Die Gruppe hatte, so Duhm, „... die wunden Punkte in unserer Gesellschaft, echte Schmerzstellen, zu heftig berührt.“2 Die Fortsetzung des Projektes war in Deutschland unmöglich, so teilte die Gruppe sich. Ein Teil ging später nach Belzig in die Nähe von Berlin und gründete das Zentrum für experimentelle Gesellschaftsgestaltung (ZEGG). Ein anderer Teil zog sich nach Lanzarote, teilweise auf das Delphin-Forschungsschiff Kairos zurück, um weiter Gemeinschaft zu leben.
Die Suche nach einem geeigneten Projektstandort blieb. Sabine Lichtenfels hatte im Rahmen ihrer Friedensarbeit Wüstencamps in verschiedenen Ländern veranstaltet, eins davon im Alentejo. So kam Portugal in die engere Auswahl, zumal Sabine die Atmosphäre dort besser gefiel als im macho-geprägten Spanien.
1994 besuchte sie eher zufällig den prähistorischen Steinkreis in Evora, einer Stadt im nördlichen Alentejo. Für die medial erfahrene Frau wurde der Steinkreis zu mehr als einem Symbol für eine archaischen matriachalen, gewaltfreien Gesellschaft. In zahlreichen Trancen fand sie eine Vision einer urgeschichtlichen Utopie, ja eines Paradieses, welches in ihrem Buch Traumsteine niedergeschrieben ist. Diese Informationen haben ihre Schritte später beim Aufbau von Tamera entscheidend mitgeprägt.
Nachdem Sabine eine klare Eingebung erhalten hatte, dass die Zeit des Sesshaftwerdens bevorstand, ging alles sehr schnell. Von einem Bekannten erfuhr sie, dass in der Nähe ein 134 Hektar großes Gelände verkauft werden sollte. Allerdings musste der Kauf innerhalb von einer Woche perfekt gemacht werden, weil sonst das Areal an die Bank fallen würde. Als Sabine das Gelände zum ersten Mal besuchte, traf sie auf einen freundlichen Schäfer, der sie gleich zu einer Quelle führte – der heutigen Orakelquelle.

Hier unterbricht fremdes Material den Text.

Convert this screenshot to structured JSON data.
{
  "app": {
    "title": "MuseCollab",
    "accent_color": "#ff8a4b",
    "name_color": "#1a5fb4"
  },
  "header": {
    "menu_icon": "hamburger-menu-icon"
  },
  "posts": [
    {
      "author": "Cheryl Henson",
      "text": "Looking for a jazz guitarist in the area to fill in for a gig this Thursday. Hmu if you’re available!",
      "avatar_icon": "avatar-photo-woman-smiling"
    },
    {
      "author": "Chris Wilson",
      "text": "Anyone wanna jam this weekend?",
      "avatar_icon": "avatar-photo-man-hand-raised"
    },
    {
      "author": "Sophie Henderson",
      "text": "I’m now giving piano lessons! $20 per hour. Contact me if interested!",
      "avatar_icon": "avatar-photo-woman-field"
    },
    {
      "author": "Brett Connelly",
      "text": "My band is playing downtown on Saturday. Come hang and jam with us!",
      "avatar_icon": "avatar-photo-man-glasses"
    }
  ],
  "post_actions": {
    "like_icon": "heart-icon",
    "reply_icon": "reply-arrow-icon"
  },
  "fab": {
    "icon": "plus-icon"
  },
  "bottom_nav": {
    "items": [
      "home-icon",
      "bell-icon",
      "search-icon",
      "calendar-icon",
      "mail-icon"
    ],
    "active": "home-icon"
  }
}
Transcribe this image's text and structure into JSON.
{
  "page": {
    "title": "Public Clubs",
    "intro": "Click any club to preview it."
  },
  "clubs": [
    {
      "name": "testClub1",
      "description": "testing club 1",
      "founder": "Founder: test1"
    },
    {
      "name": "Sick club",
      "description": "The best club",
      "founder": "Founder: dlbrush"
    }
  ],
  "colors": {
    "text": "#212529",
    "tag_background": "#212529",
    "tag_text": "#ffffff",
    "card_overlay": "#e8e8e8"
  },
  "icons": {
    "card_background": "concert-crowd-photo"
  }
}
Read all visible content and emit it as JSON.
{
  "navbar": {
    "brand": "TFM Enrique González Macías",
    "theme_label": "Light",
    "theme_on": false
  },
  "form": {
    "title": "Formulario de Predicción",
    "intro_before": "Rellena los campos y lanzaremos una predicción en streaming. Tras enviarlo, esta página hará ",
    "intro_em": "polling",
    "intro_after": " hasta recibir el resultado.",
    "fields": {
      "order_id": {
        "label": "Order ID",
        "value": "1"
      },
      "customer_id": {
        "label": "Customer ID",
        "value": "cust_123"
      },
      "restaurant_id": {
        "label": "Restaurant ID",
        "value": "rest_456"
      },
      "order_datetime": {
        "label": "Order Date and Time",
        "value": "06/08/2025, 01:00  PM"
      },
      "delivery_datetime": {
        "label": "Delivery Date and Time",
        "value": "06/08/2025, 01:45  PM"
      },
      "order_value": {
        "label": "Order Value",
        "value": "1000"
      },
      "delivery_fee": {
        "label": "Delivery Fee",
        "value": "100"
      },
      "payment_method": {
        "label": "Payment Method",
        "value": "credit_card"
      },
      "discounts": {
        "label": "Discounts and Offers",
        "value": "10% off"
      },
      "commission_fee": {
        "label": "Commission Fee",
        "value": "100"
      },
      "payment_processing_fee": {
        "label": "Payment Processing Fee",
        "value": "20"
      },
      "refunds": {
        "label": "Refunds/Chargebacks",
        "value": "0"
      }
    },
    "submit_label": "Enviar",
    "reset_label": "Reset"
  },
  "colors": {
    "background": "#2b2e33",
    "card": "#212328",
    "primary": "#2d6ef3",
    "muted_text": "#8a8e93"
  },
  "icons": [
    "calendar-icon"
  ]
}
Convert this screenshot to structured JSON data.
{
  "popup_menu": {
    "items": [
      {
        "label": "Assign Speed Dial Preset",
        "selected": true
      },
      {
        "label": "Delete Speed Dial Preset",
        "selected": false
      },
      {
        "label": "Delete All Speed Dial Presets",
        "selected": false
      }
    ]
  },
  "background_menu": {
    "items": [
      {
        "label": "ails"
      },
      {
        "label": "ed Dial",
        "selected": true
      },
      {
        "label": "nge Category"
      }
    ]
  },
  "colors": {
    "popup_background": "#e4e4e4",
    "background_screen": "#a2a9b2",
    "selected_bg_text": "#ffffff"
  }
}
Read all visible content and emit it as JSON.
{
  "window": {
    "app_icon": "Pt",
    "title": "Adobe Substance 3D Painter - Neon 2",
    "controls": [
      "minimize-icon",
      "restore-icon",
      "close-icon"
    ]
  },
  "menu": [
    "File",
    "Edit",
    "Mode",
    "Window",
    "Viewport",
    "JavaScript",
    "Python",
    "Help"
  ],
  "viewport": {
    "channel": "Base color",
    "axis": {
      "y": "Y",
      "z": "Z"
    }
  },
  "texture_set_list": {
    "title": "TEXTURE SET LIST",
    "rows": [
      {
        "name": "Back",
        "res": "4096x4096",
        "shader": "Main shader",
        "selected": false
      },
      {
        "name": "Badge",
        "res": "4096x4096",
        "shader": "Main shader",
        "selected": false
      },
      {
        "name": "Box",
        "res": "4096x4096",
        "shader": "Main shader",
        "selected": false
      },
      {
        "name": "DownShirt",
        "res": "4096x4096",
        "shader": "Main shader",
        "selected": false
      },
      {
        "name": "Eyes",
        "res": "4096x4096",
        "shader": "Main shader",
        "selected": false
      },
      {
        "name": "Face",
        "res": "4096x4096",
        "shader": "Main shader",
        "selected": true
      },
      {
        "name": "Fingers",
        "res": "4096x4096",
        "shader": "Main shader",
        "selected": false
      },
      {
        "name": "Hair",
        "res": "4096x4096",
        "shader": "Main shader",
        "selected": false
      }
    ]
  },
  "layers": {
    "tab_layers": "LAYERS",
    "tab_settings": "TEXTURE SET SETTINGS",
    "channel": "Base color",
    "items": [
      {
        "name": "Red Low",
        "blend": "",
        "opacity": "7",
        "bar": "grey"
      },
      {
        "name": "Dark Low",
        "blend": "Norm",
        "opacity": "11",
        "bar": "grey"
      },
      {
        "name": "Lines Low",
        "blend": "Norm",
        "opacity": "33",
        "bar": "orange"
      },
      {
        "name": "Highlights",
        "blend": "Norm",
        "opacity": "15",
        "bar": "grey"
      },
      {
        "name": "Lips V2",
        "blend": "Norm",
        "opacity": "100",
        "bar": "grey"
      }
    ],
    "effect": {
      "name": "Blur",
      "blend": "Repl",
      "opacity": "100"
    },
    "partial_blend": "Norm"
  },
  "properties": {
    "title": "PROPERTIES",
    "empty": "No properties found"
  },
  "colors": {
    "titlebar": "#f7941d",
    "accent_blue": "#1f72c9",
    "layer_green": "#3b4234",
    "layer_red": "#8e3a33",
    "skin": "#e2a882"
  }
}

„Boa água“, betonte der Schäfer immer wieder, „gutes Wasser“.
Eine Palme, eine Feige und eine Rose umstanden die Quelle. Kein Zweifel, hier wohnte eine Göttin. Wie sich später herausstellte, liegt Tamera auf einem geomantisch wichtigen Punkt, wo sich Kraftlinien der Erde und Energielinien alter Kulturzentren treffen. Sabine Lichtenfels unterschrieb den Kaufvertrag, ohne über das notwendige Geld zu verfügen. Einen Namen für den Ort hatte sie schon, Tamera, was am Urquell heißt.
We are Stardust
2016-08-01
Montag / Monday / Segunda-Feira
Ein weißes Band sprenkelt den Himmel von Horizont zu Horizont. Als ich nachts einmal aus dem Zelt muss, stolpere ich staunend unter der Milchstraße umher. Immer wieder löst sich einer aus dem Sternenfeld und verglüht zu Staub. Der August hat begonnen, die Perseiden grüßen.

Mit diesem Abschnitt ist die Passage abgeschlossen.